N’ayant pas pu obtenir la restitution de leurs fonds et s’estimant victimes de faits pénalement répréhensibles, les époux [J] ont chacun déposé le 19 janvier 2023 une plainte du chef d’escroquerie auprès du commissariat de police de [Localité 10] (94).
Ils ont sollicité en vain le retour des fonds auprès de leur banque.
C’est dans ce contexte que par exploit de commissaire de justice du 31 octobre 2023, les époux [J] ont fait assigner la Société générale, cette dernière venant également aux droits de la SA Crédit du nord ensuite d’une fusion absorption de la seconde par la première intervenue le 1er janvier 2023, devant le tribunal judiciaire de Paris aux fins d’obtenir l’indemnisation de leurs préjudices financier et moral résultant du non remboursement des virements effectués par l’intermédiaire des deux banques.
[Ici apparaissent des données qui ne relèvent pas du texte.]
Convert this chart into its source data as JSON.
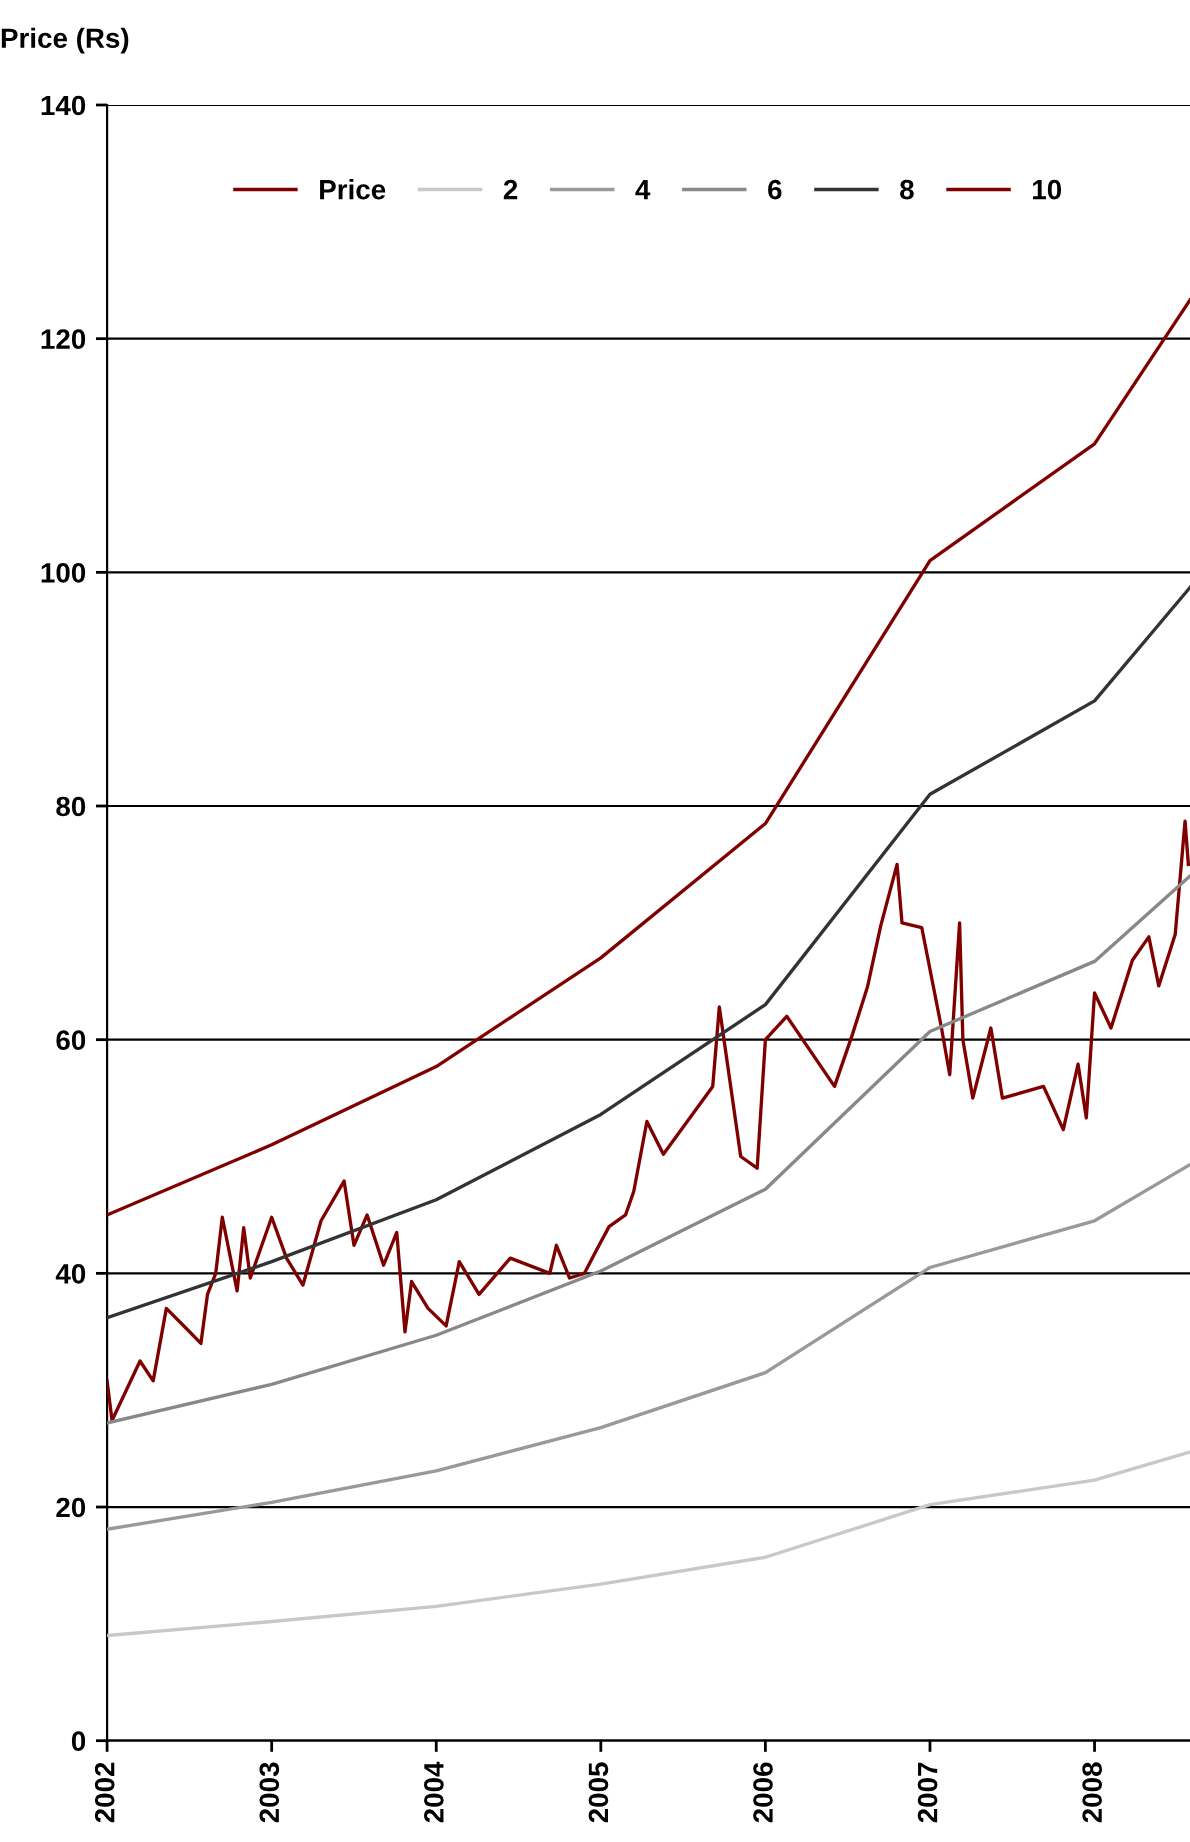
{
  "chart_data": {
    "type": "line",
    "ylabel": "Price (Rs)",
    "xlim": [
      2002,
      2008.58
    ],
    "xticks": [
      2002,
      2003,
      2004,
      2005,
      2006,
      2007,
      2008
    ],
    "ylim": [
      0,
      140
    ],
    "yticks": [
      0,
      20,
      40,
      60,
      80,
      100,
      120,
      140
    ],
    "grid": "y",
    "legend": "top",
    "marker": "none",
    "line_style": "solid",
    "series": [
      {
        "name": "Price",
        "color": "#800000",
        "x": [
          2002.0,
          2002.03,
          2002.2,
          2002.28,
          2002.36,
          2002.48,
          2002.57,
          2002.61,
          2002.66,
          2002.7,
          2002.79,
          2002.83,
          2002.87,
          2003.0,
          2003.09,
          2003.19,
          2003.3,
          2003.44,
          2003.5,
          2003.58,
          2003.68,
          2003.76,
          2003.81,
          2003.85,
          2003.95,
          2004.06,
          2004.14,
          2004.26,
          2004.45,
          2004.69,
          2004.73,
          2004.81,
          2004.9,
          2004.97,
          2005.05,
          2005.15,
          2005.2,
          2005.28,
          2005.38,
          2005.68,
          2005.72,
          2005.85,
          2005.95,
          2006.0,
          2006.13,
          2006.42,
          2006.53,
          2006.62,
          2006.7,
          2006.8,
          2006.83,
          2006.95,
          2007.07,
          2007.12,
          2007.18,
          2007.2,
          2007.26,
          2007.37,
          2007.44,
          2007.69,
          2007.81,
          2007.9,
          2007.95,
          2008.0,
          2008.1,
          2008.23,
          2008.33,
          2008.39,
          2008.49,
          2008.55,
          2008.57
        ],
        "values": [
          30.8,
          27.4,
          32.5,
          30.8,
          37,
          35.3,
          34,
          38.2,
          40,
          44.8,
          38.5,
          43.9,
          39.6,
          44.8,
          41.3,
          39,
          44.5,
          47.9,
          42.4,
          45,
          40.7,
          43.5,
          35,
          39.3,
          37,
          35.5,
          41,
          38.2,
          41.3,
          40,
          42.4,
          39.6,
          40,
          41.9,
          44,
          45,
          47,
          53,
          50.2,
          56,
          62.8,
          50,
          49,
          60,
          62,
          56,
          60.5,
          64.5,
          69.7,
          75,
          70,
          69.6,
          61,
          57,
          70,
          60,
          55,
          61,
          55,
          56,
          52.3,
          57.9,
          53.3,
          64,
          61,
          66.8,
          68.8,
          64.6,
          69,
          78.7,
          75
        ]
      },
      {
        "name": "2",
        "color": "#c8c8c8",
        "x": [
          2002,
          2003,
          2004,
          2005,
          2006,
          2007,
          2008,
          2008.58
        ],
        "values": [
          9,
          10.2,
          11.5,
          13.4,
          15.7,
          20.2,
          22.3,
          24.7
        ]
      },
      {
        "name": "4",
        "color": "#999999",
        "x": [
          2002,
          2003,
          2004,
          2005,
          2006,
          2007,
          2008,
          2008.58
        ],
        "values": [
          18.1,
          20.4,
          23.1,
          26.8,
          31.5,
          40.5,
          44.5,
          49.3
        ]
      },
      {
        "name": "6",
        "color": "#888888",
        "x": [
          2002,
          2003,
          2004,
          2005,
          2006,
          2007,
          2008,
          2008.58
        ],
        "values": [
          27.2,
          30.5,
          34.7,
          40.2,
          47.2,
          60.7,
          66.7,
          74
        ]
      },
      {
        "name": "8",
        "color": "#333333",
        "x": [
          2002,
          2003,
          2004,
          2005,
          2006,
          2007,
          2008,
          2008.58
        ],
        "values": [
          36.2,
          41,
          46.3,
          53.6,
          63,
          81,
          89,
          98.7
        ]
      },
      {
        "name": "10",
        "color": "#800000",
        "x": [
          2002,
          2003,
          2004,
          2005,
          2006,
          2007,
          2008,
          2008.58
        ],
        "values": [
          45,
          51,
          57.7,
          67,
          78.5,
          101,
          111,
          123.3
        ]
      }
    ]
  }
}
Aux termes de leurs dernières écritures signifiées par voie électronique le 17 septembre 2024, aux visas des articles 1104, 1231-1 et suivants du code civil et L.561-5 et suivants du code monétaire et financier, il est demandé au tribunal de :
« – DECLARER Monsieur [O] [J] et Madame [Z] [J] bien fondé en leurs demandes, fins et conclusions,
– DEBOUTER la société LA SOCIÉTÉ GÉNÉRALE de l’ensemble de ses demandes, fins et prétentions,
– CONDAMNER la société LA SOCIÉTÉ GÉNÉRALE à payer à Monsieur [O] [J] et Madame [Z] [J] la somme de 308.490 euros au titre du préjudice financier,
– CONDAMNER la société LA SOCIÉTÉ GÉNÉRALE à payer à Monsieur [O] [J] et Madame [Z] [J] la somme de 5.000 euros au titre du préjudice moral,
– CONDAMNER la société LA SOCIÉTÉ GÉNÉRALE à payer à Monsieur [O] [J] et Madame [Z] [J] la somme de 3.000 € au titre de l’article 700 du Code de procédure civile,
– CONDAMNER la société LA SOCIÉTÉ GÉNÉRALE à payer aux entiers dépens,
– ORDONNER l’exécution provisoire.»
A l’appui de leurs prétentions, ils exposent que la responsabilité de la banque peut être recherchée par son client qui est à l’origine d’opérations de paiement, à la fois sur le fondement de la responsabilité contractuelle prévue par les articles 1231-1 et 1992 du code civil et celui des règles spécifiques édictées par les articles L.561-1 et suivants du code monétaire et financier, ces dernières l’obligeant à mettre en place un contrôle « simple » ou « renforcé » en fonction notamment de son évaluation des risques de l’activité de son client et des caractéristiques de l’opération telles que sa complexité, son montant inhabituellement élevé ou encore son caractère suspect quant à sa justification économique ou son objet, peu important que son client soit victime ou auteur des actes de fraude. Ils ajoutent que la banque a alors la possibilité de refuser l’exécution de l’opération suspecte sur le fondement de l’article L.133-10 du code précité ou des dispositions spécifiques du dispositif de lutte contre le blanchiment et le financement du terrorisme (ci-après dispositif de LCB-FT), déplorant que cette faculté ne soit exercée que très rarement par les établissements.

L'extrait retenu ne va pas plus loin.